私の住んでいるエリアにほどなく近い、喫茶店やお香屋さんを
教えてもらえるといった、逆輸入のようで不思議な感覚が面白かったこと。
別々のお店で購入した2冊の本が偶然にも
少し繋がりをもつことに後々気がついたこと。
町内イベントのご挨拶でお店に来た方と、そこの店主さん
との会話中に混じらせてもらったこと。
ひょんなきっかけで2日続けて通わせていただけるお店に出会えたこと。
街の景色と穏やかな静けさが心地よく、
なんともなしに眺めていた幾らかの時間のこと。

念の為にと買っておいたガイドブック。
結果的に書かれていた内容とかけ離れた過ごし方をしていたように思う。


「写真、海と建物ばっかりやな。
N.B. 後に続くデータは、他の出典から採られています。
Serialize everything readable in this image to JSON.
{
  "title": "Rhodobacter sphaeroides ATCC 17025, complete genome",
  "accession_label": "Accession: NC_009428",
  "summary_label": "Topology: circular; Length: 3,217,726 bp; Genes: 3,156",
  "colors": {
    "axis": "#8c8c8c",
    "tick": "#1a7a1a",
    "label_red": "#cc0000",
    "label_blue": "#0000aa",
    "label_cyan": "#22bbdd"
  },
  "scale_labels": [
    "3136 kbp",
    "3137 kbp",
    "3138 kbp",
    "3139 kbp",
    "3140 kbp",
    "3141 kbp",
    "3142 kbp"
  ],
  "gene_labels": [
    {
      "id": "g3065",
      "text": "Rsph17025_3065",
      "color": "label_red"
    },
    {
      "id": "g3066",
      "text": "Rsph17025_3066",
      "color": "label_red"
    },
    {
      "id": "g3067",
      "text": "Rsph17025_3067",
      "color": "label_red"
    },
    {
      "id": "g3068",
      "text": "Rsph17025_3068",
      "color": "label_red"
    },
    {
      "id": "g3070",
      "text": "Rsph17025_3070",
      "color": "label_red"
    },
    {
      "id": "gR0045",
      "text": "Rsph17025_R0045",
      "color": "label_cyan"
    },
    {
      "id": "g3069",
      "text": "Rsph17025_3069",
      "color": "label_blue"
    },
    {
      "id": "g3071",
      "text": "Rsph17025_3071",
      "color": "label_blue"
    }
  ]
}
」
友人に言われた一言でハッとさせられた旅先での写真の数々。

訪れたお店の外観だけ撮らせていただいていた。
見返すたびに店内の装飾や空気感、
そこのお店の方のお人柄やとりとめなく話した内容。
あたかたもその部分の写真も撮っていたんじゃないかと思うほど
ぐわっとその光景が鮮明に浮かび上がる。

なんでもかんでも細かく撮って残してしまうのは
良い面もあるが、自分のなかではかえってリアルから
遠ざかってしまうように感じられた。

写真には残していないその場の空間の居心地の良さ、
珈琲を一口飲んだ瞬間、美味しさに感動したことは忘れられない。

物を買って帰るだけが自分自身のお土産ではないのだなということに、
ひとり旅を通して気付かされた。大変大きく、目に見えない物をお土産にして持ち帰ったらしい私は、旅行から暫く経った今も、ふとした時に様々な光景を思い出している。

近いうちにまた訪れたい。
そして自分にとって柔らかく過ごせる場所を。
どんどんと足を運んでゆきたい。